You should've studied data science
Financial services firms, including hedge funds, proprietary trading shops and even mutual funds, are falling all over themselves to hire talented artificial intelligence (AI) and machine learning experts, data scientists, programmers/developers/coders and quantitative traders. There is plenty of competition for such talent. Top candidates are in control.
Adam Zoia, the founder and CEO of Glocap, a recruitment firm, said that the big new trends he’s seen are artificial intelligence and data science coming into serious demand on Wall Street.
“AI and data science are being used more across the financial services industry in the context of making better business decisions and which stocks to go long on or short,” Zoia said.
For many of the positions firms are looking to fill, data analysis is a better description than quant. At the non-quantitative fundamental hedge funds, data analytics specialists are informing investment decisions for the traditional portfolio managers.
“There’s a lot of hiring going on there,” Zoia said.
“We see a big uptake in interest in data science and the machine learning space,” agrees Victor Tang, a senior associate of quantitative analytics and risk in the financial services practice at The Execu|Search Group, a recruitment firm.
He says most firms prefer candidates with a Ph.D. in statistics, mathematics or computer science. “A lot of successful candidates have heavy programming skills – most Ph.D.s have experience working in C++ and the Python environment. It used to be Matlab, but now most firms are using Python.”
Hedge funds will also hire candidates right after graduation. Tang said Two Sigma recently hired a candidate with a Ph.D. from Princeton and internships at Google and Apple at a hefty starting salary.

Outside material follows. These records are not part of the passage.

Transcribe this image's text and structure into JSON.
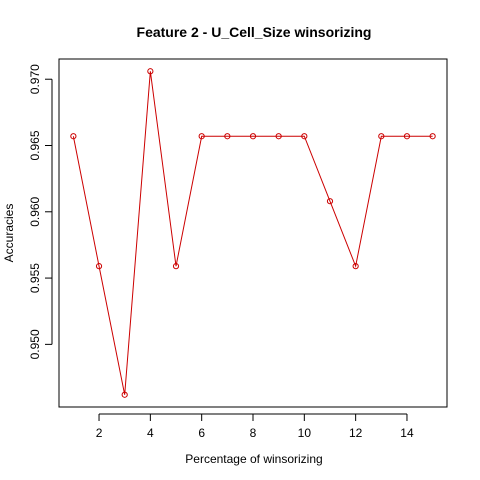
{
  "chart_data": {
    "type": "line",
    "title": "Feature 2 - U_Cell_Size winsorizing",
    "xlabel": "Percentage of winsorizing",
    "ylabel": "Accuracies",
    "x": [
      1,
      2,
      3,
      4,
      5,
      6,
      7,
      8,
      9,
      10,
      11,
      12,
      13,
      14,
      15
    ],
    "series": [
      {
        "values": [
          0.9657,
          0.9559,
          0.9462,
          0.9706,
          0.9559,
          0.9657,
          0.9657,
          0.9657,
          0.9657,
          0.9657,
          0.9608,
          0.9559,
          0.9657,
          0.9657,
          0.9657
        ],
        "color": "#cc0000"
      }
    ],
    "xlim": [
      0.44,
      15.56
    ],
    "ylim": [
      0.945275,
      0.971525
    ],
    "xticks": [
      2,
      4,
      6,
      8,
      10,
      12,
      14
    ],
    "yticks": [
      0.95,
      0.955,
      0.96,
      0.965,
      0.97
    ],
    "ytick_labels": [
      "0.950",
      "0.955",
      "0.960",
      "0.965",
      "0.970"
    ],
    "grid": false,
    "legend": "none"
  }
}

The pay in data science is huge
“If a candidate’s got a Ph.D. in the right subject from Stanford or Yale and internships at Apple and Google or another Silicon Valley giant, they’ll get an offer in the $350k range right off the bat,” Tang said. “Most of these go back to the type of research that they’ve done, which machine learning especially in demand.
“Some do statistical analysis, data processing or imaging, but with the right type of research, hedge funds will generally make a standard offer between $300k and $400k all in for recent Ph.D. graduates,” he added
It's not just hedge funds
Nor is it just hedge funds that want data people: long only funds and venture capital funds are chasing them too.

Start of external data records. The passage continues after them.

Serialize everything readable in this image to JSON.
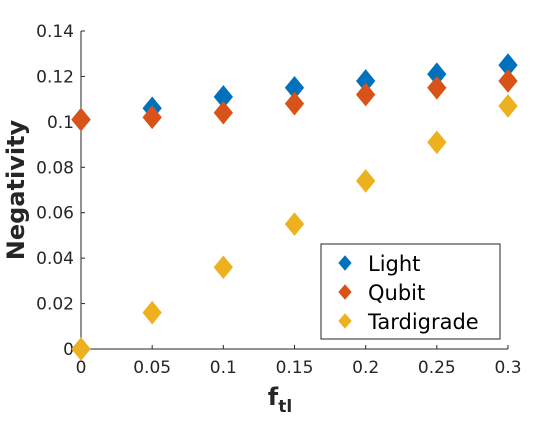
{
  "chart_data": {
    "type": "scatter",
    "title": "",
    "xlabel": "f",
    "xlabel_subscript": "tl",
    "ylabel": "Negativity",
    "xlim": [
      0,
      0.3
    ],
    "ylim": [
      0,
      0.14
    ],
    "x_ticks": [
      "0",
      "0.05",
      "0.1",
      "0.15",
      "0.2",
      "0.25",
      "0.3"
    ],
    "y_ticks": [
      "0",
      "0.02",
      "0.04",
      "0.06",
      "0.08",
      "0.1",
      "0.12",
      "0.14"
    ],
    "grid": false,
    "legend_position": "bottom-right",
    "marker": "diamond",
    "series": [
      {
        "name": "Light",
        "color": "#0072BD",
        "x": [
          0,
          0.05,
          0.1,
          0.15,
          0.2,
          0.25,
          0.3
        ],
        "y": [
          0.101,
          0.106,
          0.111,
          0.115,
          0.118,
          0.121,
          0.125
        ]
      },
      {
        "name": "Qubit",
        "color": "#D95319",
        "x": [
          0,
          0.05,
          0.1,
          0.15,
          0.2,
          0.25,
          0.3
        ],
        "y": [
          0.101,
          0.102,
          0.104,
          0.108,
          0.112,
          0.115,
          0.118
        ]
      },
      {
        "name": "Tardigrade",
        "color": "#EDB120",
        "x": [
          0,
          0.05,
          0.1,
          0.15,
          0.2,
          0.25,
          0.3
        ],
        "y": [
          0.0,
          0.016,
          0.036,
          0.055,
          0.074,
          0.091,
          0.107
        ]
      }
    ]
  }
}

Traditional long-only asset managers such as mutual fund firms are targeting this same pool of fintech and quant talent. Traditional fundamental asset managers are particularly interested in hiring data scientists, said Reshma Ketkar, director and the head of the long-only investment professionals recruiting practice at Glocap.
“These data scientists are responsible for gleaning insights from big data and acting as another input into the investment process,” she said. They are not writing trading algos and they are not replacing human jobs."
These traditional asset managers still invest based upon a fundamental view on the company, considering cash flows, valuations and the effectiveness of the management team, among other factors, but the data scientists are tasked with finding information that could be additive to the investment process, Ketkar said.
Fund firms such as AllianceBernstein, Fidelity and Goldman Sachs Asset Management have all hired data scientists as a supplement to their investment teams. An increasing number of fundamental hedge funds are also considering such a structure.
“The trend for data scientists crosses historically quant trading hedge funds and fundamental investment firms,” Ketkar said. “They all want data scientists, but on the fundamental investment firm side, they are an input rather than the main drivers of the investment process.”
There has also been plenty of recruitment action on the quant side of the asset management business – the programming languages that are in demand include Python, C++ and C#.